This designation is given to an investigative therapy that shows potential to offer a significant improvement in the treatment of a serious or life-threatening rare disease. Under the rare pediatric disease program, a company whose therapy is approved by the FDA may qualify for a voucher for priority regulatory review of a marketing application for a different product.
Castle Creek is currently recruiting participants for the global DELIVERS Phase 2 trial (NCT03154333) to evaluate the safety and effectiveness of diacerein 1% ointment as a potential treatment for patients with epidermolysis bullosa simplex (EBS).
The company plans to enroll 80 patients across the U.S., Israel and Europe. Participants will take a once-daily dose of diacerein for eight weeks.
EBS is the most common form of EB. Although milder than other disease forms, patients may experience painful blistering either localized on hands or feet, or all over the body.

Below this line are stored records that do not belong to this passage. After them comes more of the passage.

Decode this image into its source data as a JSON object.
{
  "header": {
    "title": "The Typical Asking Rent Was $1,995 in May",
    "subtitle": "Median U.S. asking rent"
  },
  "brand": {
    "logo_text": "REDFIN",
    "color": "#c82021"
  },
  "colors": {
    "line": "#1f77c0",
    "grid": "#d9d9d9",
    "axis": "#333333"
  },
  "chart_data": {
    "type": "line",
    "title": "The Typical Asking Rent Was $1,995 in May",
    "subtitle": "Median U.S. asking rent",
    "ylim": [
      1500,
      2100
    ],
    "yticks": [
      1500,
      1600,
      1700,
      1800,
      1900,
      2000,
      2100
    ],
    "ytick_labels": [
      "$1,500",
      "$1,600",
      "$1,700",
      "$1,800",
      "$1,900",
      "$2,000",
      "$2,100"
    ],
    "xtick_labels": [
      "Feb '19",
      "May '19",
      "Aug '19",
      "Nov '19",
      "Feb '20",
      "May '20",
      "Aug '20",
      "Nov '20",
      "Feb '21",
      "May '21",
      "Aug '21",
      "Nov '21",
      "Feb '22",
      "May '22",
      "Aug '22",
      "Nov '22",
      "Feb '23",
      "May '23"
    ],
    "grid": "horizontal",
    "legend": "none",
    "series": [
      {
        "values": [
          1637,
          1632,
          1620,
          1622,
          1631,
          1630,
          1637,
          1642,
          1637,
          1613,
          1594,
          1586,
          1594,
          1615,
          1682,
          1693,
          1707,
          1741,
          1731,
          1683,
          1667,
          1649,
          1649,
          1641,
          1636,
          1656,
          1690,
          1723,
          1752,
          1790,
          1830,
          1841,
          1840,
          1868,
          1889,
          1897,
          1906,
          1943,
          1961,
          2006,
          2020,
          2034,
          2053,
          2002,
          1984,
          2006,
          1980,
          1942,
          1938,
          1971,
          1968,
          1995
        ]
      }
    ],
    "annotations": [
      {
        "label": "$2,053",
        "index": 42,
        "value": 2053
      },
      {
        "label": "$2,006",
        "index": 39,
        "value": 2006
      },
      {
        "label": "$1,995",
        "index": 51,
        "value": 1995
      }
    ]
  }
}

“Receiving this important rare pediatric disease designation is a significant recognition of CCP-020 and its potential as an important therapy for people living with EBS,” Michael Derby, co-founder and CEO at Castle Creek, said in a press release.
“We look forward to advancing the clinical development of CCP-020 in our ongoing DELIVERS study and fulfilling our mission to improve the health and quality of life for people living with EBS in the years ahead,” he added.
Diacerein is a slow-acting, small molecule that suppresses inflammation by blocking the inflammatory mediators interleukin-1B and caspase-1. The beneficial effect of diacerein and its active metabolite rhein was demonstrated in vitro and in vivo.
The diacerein 1% ointment is applied directly to the skin (topical application). Upon application, CCP-020 is metabolized to rhein, which scientists believe blocks inflammatory processes involved in EBS, strengthening the skin and healing blisters.
In a previous Phase 2 clinical trial (DRKS00005412) conducted in Austria, diacerein reduced the number of blisters in EBS patients, with no treatment-related adverse events. The study included 15 patients, ages 4-19, who were treated with either diacerein or placebo for four weeks.
The treatment candidate will also be tested in a Phase 2 study in Asia with inherited EB in patients 2 and older.